Contudo, essa maneira de observar os fatos evidencia o que o sujeito leva no coração. Ou seja, a malícia está no olhar daquele que consegue ver perversidade em tudo, e, consequentemente, dá à maldade a elevação que ela não possui, e retira do Bem o crédito da grandeza de união que se estabeleceu entre pessoas que jamais se viram ou se conhecerão, mas que nesse momento de grande dor e tristeza, colocaram-se à disposição para ajudar da maneira como podem e com a finalidade de tentar amenizar o sofrimento de tantas famílias.
 Assim ao olharmos o tal cartaz, onde se avista um jovem, vocalista da banda, ao lado da ilustração, permeada pelo fogo, podemos afirmar que o tal anúncio chamava à celebração à vida. Então considerar essa exaltação como um mau agouro é outra ignorância de quem faz uma interpretação equivocada, sem conhecer o quanto esse elemento é necessário à humanidade, já que o fogo é um dos quatro elementos que regem o planeta, sendo considerado um símbolo sagrado em quase todas as religiões: hinduísmo, judaísmo, cristianismo, islamismo...

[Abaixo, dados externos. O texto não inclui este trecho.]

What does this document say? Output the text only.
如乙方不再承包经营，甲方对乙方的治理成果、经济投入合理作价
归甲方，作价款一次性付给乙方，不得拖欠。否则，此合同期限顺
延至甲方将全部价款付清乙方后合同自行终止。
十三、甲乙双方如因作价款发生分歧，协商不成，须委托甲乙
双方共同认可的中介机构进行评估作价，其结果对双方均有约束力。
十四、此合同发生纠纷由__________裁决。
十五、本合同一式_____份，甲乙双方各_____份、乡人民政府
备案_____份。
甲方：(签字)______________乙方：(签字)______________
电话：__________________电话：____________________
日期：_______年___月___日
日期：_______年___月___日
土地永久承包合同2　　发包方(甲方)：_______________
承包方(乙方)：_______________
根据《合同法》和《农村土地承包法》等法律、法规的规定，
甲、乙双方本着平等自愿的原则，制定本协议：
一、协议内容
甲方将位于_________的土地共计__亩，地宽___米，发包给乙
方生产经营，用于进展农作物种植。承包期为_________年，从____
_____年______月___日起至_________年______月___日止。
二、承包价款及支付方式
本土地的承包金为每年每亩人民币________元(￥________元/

Assim, aceitar essa teoria ridícula de que Deus teria lançado sua ira sobre aquela casa noturna, certamente é a maior blasfêmia que se levanta contra a maior e mais benevolente entidade do universo. Contudo, não se pode negar que esse deve ser o desejo dos idiotas, infelizes e mal amados, que não conseguem lidar com a própria frustração e que se alimentam da esperança de ver pessoas saudáveis e bem resolvidas “barradas” na porta do paraíso, pelo simples fato de que aqui foram felizes.  Acaso está escrito em algum lugar que a alegria deve ser combatida com castigo divino? Caso isso fosse verdade o carnaval, considerado uma festa pagã, com mulheres desfilando nuas, não sofreria muito maior penalização? E quando um templo ou uma igreja pega fogo, levando vários fiéis à morte, isso também pode ser considerado castigo? É inacreditável como o homem gosta de manipular e interpretar as leis, até mesmo a Lei Divina, que, segundo a vontade de certos seres humanos, não pode ser universal muito menos democrática, pois o que serve para condenar uns deve isentar outros. "O diabo pode citar as Escrituras quando isso lhe convém." William ShakespeareNenhum mal pode ser convocado ou incitado por corações alegres e bondosos. Assim como não há cartaz algum nesse mundo capaz de provocar tamanha tragédia. Somente a ignorância e a incompetência podem causar tanta dor e sofrimento.